Tuesday, August 5, 2008

If you are in a hurry...

I read a book by an author, Alan Cohen, titled A Deep Breath of Life. It was a gift so many years ago that I can't recall how long I have actually had it. Alan writes inspirational thoughts of daily living and one of my absolute favorites is a story about a retreat with this sign:

If you are in a hurry, you are in the wrong place.

That phrase has been plastered to my computer for years. And I do my best to incorporate it into my work style. It isn't natural for me, I am a get-it-done-now, tyranny-of-the-urgent kind of gal and I need reminders. BIG reminders. This is a good one.

Annually, I look at how I handle work and adjust accordingly. Recently it was my annual review and I thought I would share some tips on how I make my work -work!

1. I don't cyber squat. (And Twitter is making it that much harder!). I check my email 4-6 times per day but I actually close it down in between. This prevents me from peeking - just to see what's there and it allows me uninterrupted time on projects. I have also removed the bells and whistles -my funny announcement - there's a message for you, sire -that had me trained better than my dog to quick check who was writing. You know, just quick a minute.

2. I do my best project work in the morning. I am caffeinated, alert and ready to go. I try to do as much head's down, grind it out work without interruption in morning. I save my meetings, when possible, for the afternoon. Granted, it doesn't always work out this way, but I do my best to schedule people time when I haven't a neuron left for reading.

3. I slow it down with people. Much like social work, the reason people come to see me isn't always the reason they come to see me. So if I pay attention, and give them time, I usually get to the reason. It is quite incredible how the question, 'so what else is going on?' will open up the floodgates. The feedback is tremendous and I know it works.
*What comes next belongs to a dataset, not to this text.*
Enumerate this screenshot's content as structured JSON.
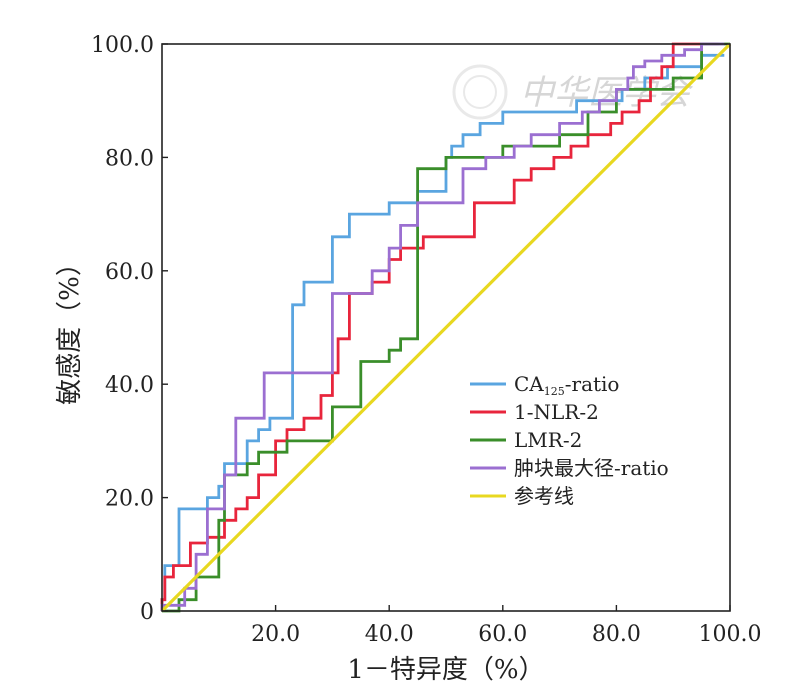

4. I get out more. Two to three times a week, I go work in our beautiful atrium. I spend about an hour sitting with my computer, writing or checking email. The curious thing is that mostly I don't do any work. My goal is to see people. And talk. And connect. And be seen. Last time I sat and worked in the atrium, I talked to 15 people.
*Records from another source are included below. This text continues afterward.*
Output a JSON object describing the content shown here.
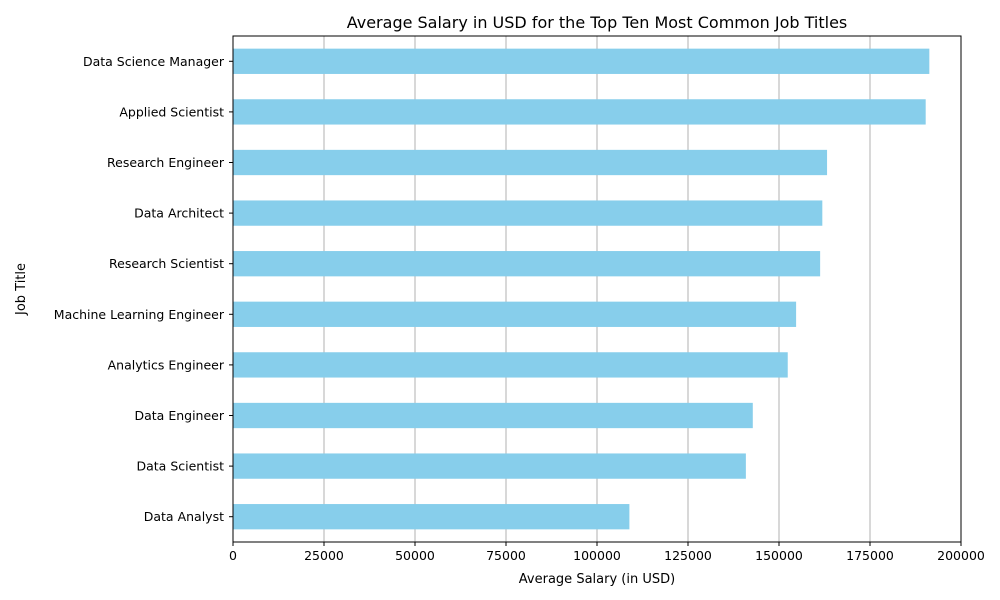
{
  "chart_data": {
    "type": "bar",
    "orientation": "horizontal",
    "title": "Average Salary in USD for the Top Ten Most Common Job Titles",
    "xlabel": "Average Salary (in USD)",
    "ylabel": "Job Title",
    "categories": [
      "Data Science Manager",
      "Applied Scientist",
      "Research Engineer",
      "Data Architect",
      "Research Scientist",
      "Machine Learning Engineer",
      "Analytics Engineer",
      "Data Engineer",
      "Data Scientist",
      "Data Analyst"
    ],
    "values": [
      191300,
      190300,
      163200,
      161900,
      161300,
      154700,
      152400,
      142800,
      140900,
      108900
    ],
    "xlim": [
      0,
      200000
    ],
    "xticks": [
      0,
      25000,
      50000,
      75000,
      100000,
      125000,
      150000,
      175000,
      200000
    ],
    "xtick_labels": [
      "0",
      "25000",
      "50000",
      "75000",
      "100000",
      "125000",
      "150000",
      "175000",
      "200000"
    ],
    "grid": "x",
    "colors": {
      "bar": "#87ceeb",
      "grid": "#b0b0b0",
      "axis": "#000000"
    }
  }
}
5. I change my scenery. Frequently, I will go somewhere other than my office to do work. We have a wonderful library, the atrium, the Pond, etc. Sometimes the office walls look so stale and uninspiring. I encourage my staff to take time out and look for inspiration in other places too.

So shake it a bit. And slow it down.


The Happy Employee said...

Great post. I'm a sucker for productivity stuff, but this article is awesomely refreshing.

I'm good at 1 and 3, but I'll try to implement 2, 4 and 5.

HR Maven said...

Hey thanks for stopping by!

It isn't rocket science but it works for me. I have an employee who writes better in the afternoon so a different clock works for him.

As I remind myself when I leave work - so much of this will be here in the AM.